Hard times evoke strong emotions. It's true of life and it's true of art.
As America suffers through the worst financial meltdown since the Great Depression, artists across the nation "will re-engage in a dialogue about life and living," says Vern Swanson, director of the Springville Museum of Art.
That message is evident in an exhibition at the museum that opened Friday and will run through April 25, titled "Hard Times: An Artist's View."
The show features 33 works by 16 contemporary artists from Utah and other parts of the country. Artists include Jeffrey Hein, Justin Taylor, Trevor Southey, David Jon Kassan, Garin Baker, Mary Beth McKenzie, Gary Ernest Smith, Steven Assael, David Linn, Sean Diediker, Harvey Dinnerstein, Burton Silverman, Mario Andres Robinson, Max Ginsburg, Denis Peterson and Warren Chang.
Many are among the leading realist painters in the country today, says Traci Fieldsted, curator of the show.

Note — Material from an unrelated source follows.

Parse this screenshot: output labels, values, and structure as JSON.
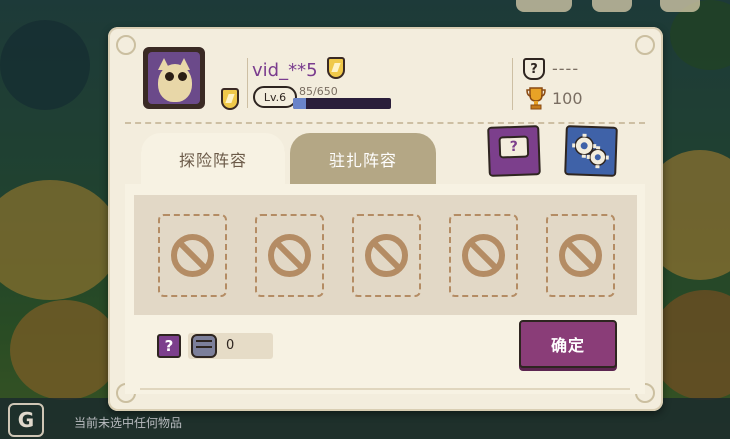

"Not since the artists of the Great Depression — artists such as Grant Wood, Maynard Dixon, Thomas Hart Benton and John Steuart Curry — has there been such a group painting in realism," she says. "These are among the top realists in the country, and it's so amazing to have them here together."
Many of the artists have not been shown in Utah previously, she says. "And they may not be shown together again. Dinnerstein, Silverman and Ginsburg, who all work on the East Coast, are all in their 80s; you don't know how long they will keep working."
They are all powerful artists, she says, "who have a drive and connection to do what they do. They are not afraid to take risks. Some of them studied with those great artists of the Depression. Many of them have blown away commercial success to paint subjects not based on popularity or ability to sell, but instead make statements."
It is clearly art for the times, Swanson says. "In times of plenty, modernist and post-modernist art prospers, but in hard times and great causes, social realistic narrative art thrives. When artists have something to say outside themselves, social-realism and naturalism is the best vehicle of expression."
This is not sofa art, not what you would probably want to hang in your living room, Fieldsted says. "But it has a look and feel of power. It's bigger than decoration."
One interesting thing she has noticed in putting the exhibition together is that there seems to be some difference in approach between East Coast artists and Utah artists working in the same genre.